MACS wrote:We are not allowed to work more than 6 days straight.
I think the only rule is they can't schedule us more than 16 hours in a 24 hour period. Also, the weeks are broken up at midnight on Saturday so while I routinely work 84 hours/7 days in my work week, it's really a 41 hour and a 43 hour work week 3.5 days each week. Subtract the unpaid lunch breaks that we don't ever get to take, and it's 80 hours - no overtime. We put in an hour unpaid every day - gotta be in early enough for report/changeover but pay doesn't start until the official shift begins, and gotta stay after for changeover but pay stops at the end of the shift, then there's the unpaid 30 minute lunch break that doesn't exist.
Worst is when they declare an "internal disaster", nobody is allowed to leave without an ok from administration. You work 16ish on (as long as someone is able to relieve you, otherwise you stay on) 8 off until they call "all clear". Happens several times every winter. But you stay on the clock while sleeping. One year I had to do a little over 24 hours, went to sleep and got called back on 4 hours later, that kinda sucked a lot. But I was on the clock for 150ish hours in a pay week so HUGE paycheck.

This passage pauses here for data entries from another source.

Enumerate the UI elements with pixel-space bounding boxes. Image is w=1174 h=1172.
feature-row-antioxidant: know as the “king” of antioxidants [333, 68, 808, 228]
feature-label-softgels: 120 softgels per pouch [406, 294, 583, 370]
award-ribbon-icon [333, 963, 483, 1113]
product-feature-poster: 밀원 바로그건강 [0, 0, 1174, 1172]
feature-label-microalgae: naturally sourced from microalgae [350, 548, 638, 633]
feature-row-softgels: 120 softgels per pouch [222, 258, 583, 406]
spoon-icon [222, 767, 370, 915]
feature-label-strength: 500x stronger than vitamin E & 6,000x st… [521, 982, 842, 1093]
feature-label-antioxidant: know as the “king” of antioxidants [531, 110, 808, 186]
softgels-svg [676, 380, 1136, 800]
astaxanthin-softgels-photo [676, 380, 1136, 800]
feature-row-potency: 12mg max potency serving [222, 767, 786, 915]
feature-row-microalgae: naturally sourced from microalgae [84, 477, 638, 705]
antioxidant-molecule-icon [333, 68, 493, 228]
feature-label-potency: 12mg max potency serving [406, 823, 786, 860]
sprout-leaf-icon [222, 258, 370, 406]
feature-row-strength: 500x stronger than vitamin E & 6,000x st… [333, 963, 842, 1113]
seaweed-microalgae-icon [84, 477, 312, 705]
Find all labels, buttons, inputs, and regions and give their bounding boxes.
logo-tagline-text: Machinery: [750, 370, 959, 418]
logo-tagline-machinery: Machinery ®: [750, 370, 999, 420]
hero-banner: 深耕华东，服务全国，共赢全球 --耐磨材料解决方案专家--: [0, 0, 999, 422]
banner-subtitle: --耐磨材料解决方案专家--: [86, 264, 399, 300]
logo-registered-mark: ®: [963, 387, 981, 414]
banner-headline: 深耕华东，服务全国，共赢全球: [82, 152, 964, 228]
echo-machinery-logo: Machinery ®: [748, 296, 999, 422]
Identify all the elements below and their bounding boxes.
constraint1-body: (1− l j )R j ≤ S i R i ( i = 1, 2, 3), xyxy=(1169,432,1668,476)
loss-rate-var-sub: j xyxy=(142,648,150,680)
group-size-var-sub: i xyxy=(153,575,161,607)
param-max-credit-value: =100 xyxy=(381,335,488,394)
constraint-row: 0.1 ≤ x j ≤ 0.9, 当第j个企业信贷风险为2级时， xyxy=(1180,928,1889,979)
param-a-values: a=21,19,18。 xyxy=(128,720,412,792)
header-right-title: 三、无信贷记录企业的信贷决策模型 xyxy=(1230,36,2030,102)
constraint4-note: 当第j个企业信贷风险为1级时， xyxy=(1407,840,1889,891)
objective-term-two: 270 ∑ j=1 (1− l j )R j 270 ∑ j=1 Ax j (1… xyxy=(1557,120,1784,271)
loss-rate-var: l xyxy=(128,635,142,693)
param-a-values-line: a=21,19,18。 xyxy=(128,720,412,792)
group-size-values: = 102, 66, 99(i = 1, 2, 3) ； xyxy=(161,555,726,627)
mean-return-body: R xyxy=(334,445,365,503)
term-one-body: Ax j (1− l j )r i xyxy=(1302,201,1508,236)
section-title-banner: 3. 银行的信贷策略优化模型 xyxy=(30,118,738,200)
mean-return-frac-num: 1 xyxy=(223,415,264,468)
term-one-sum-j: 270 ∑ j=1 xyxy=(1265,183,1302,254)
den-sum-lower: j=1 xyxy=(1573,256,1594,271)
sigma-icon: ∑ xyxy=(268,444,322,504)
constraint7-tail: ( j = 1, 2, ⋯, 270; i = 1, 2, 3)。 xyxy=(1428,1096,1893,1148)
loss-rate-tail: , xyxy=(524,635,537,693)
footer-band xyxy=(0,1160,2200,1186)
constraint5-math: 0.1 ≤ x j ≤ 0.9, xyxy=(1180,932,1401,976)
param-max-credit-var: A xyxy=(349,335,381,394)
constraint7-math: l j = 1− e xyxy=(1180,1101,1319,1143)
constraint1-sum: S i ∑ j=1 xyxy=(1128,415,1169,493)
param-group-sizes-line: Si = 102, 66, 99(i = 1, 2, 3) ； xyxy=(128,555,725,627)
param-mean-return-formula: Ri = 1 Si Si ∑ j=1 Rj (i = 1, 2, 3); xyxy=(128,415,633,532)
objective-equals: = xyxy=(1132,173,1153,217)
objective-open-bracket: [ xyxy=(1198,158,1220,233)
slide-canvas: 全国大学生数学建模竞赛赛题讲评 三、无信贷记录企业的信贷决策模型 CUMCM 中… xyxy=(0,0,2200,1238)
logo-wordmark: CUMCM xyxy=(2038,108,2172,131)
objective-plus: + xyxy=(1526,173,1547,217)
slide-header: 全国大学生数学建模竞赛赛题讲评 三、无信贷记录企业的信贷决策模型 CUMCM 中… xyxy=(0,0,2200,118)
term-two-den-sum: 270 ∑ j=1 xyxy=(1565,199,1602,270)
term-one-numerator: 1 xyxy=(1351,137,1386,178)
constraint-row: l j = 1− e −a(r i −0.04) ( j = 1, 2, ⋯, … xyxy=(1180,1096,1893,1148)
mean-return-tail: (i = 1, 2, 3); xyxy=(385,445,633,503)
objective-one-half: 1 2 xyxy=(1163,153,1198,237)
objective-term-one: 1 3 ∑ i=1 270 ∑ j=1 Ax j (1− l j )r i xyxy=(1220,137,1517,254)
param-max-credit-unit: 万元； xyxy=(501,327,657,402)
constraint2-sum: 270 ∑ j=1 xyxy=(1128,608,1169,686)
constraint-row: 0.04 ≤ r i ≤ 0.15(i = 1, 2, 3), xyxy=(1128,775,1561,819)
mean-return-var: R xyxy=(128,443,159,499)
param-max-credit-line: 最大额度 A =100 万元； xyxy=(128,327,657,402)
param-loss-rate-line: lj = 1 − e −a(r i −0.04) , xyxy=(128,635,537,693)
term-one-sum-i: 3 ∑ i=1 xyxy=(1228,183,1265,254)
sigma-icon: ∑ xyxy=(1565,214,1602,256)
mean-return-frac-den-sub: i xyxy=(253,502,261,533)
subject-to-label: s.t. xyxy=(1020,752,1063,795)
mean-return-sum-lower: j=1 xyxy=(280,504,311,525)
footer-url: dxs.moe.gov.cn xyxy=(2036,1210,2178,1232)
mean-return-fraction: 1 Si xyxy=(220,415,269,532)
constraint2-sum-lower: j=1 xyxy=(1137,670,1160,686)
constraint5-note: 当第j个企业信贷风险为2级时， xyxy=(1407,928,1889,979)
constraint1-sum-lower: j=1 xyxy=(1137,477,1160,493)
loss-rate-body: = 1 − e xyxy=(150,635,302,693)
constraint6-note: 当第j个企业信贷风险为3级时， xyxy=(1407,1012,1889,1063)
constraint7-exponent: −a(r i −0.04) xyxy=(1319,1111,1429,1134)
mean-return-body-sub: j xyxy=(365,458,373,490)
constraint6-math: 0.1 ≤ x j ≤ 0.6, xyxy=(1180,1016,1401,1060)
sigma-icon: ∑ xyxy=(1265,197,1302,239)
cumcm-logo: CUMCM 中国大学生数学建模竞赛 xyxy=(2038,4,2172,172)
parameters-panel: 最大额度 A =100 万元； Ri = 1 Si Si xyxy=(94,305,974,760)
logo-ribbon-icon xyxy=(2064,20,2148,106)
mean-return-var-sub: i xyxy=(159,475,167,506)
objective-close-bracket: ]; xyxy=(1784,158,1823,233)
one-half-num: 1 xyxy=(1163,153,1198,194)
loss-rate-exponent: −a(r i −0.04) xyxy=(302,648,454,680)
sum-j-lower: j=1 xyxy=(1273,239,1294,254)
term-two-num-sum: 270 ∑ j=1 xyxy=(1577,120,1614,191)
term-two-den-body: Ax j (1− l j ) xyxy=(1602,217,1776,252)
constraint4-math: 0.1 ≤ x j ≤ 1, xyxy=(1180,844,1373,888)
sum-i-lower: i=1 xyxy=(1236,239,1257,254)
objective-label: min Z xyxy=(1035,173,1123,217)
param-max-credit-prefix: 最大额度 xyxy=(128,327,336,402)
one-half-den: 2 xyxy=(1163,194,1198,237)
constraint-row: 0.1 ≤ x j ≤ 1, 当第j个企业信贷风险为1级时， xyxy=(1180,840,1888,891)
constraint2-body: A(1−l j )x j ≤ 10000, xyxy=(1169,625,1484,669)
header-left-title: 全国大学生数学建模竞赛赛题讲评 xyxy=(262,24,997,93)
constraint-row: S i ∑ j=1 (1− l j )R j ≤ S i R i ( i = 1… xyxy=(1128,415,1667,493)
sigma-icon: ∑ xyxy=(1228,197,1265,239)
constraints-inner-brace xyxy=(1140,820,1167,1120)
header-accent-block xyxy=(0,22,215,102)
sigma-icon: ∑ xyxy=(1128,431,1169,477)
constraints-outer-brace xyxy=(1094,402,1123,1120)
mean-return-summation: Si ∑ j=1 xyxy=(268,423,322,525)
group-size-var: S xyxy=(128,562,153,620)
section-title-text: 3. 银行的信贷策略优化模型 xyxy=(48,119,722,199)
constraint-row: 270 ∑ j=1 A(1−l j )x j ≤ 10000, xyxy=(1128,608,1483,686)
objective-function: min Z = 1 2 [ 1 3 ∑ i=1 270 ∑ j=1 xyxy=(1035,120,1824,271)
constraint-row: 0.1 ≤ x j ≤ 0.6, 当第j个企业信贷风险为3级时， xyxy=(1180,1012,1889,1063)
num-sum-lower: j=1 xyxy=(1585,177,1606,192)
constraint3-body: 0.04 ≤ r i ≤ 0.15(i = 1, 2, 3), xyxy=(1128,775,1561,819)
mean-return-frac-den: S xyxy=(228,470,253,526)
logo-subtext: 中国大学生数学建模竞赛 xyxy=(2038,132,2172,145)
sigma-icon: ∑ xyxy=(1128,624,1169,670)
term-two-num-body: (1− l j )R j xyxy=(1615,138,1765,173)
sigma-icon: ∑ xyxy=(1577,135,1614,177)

Some departments that have scheduled on-call teams will work their nurses 24 hours. Say you're on call and get called in an hour after you clocked out from your normal shift, and work through the night, you still have to work your shift the next day. I did that for 9 months back in 2015 and it sucked, the money wasn't worth it.
Should be off tonight. But if they need me I'll go in. We have a very critical patient with some life support devices that only a handful of us are trained to run. There's two people scheduled tonight that can cover it though.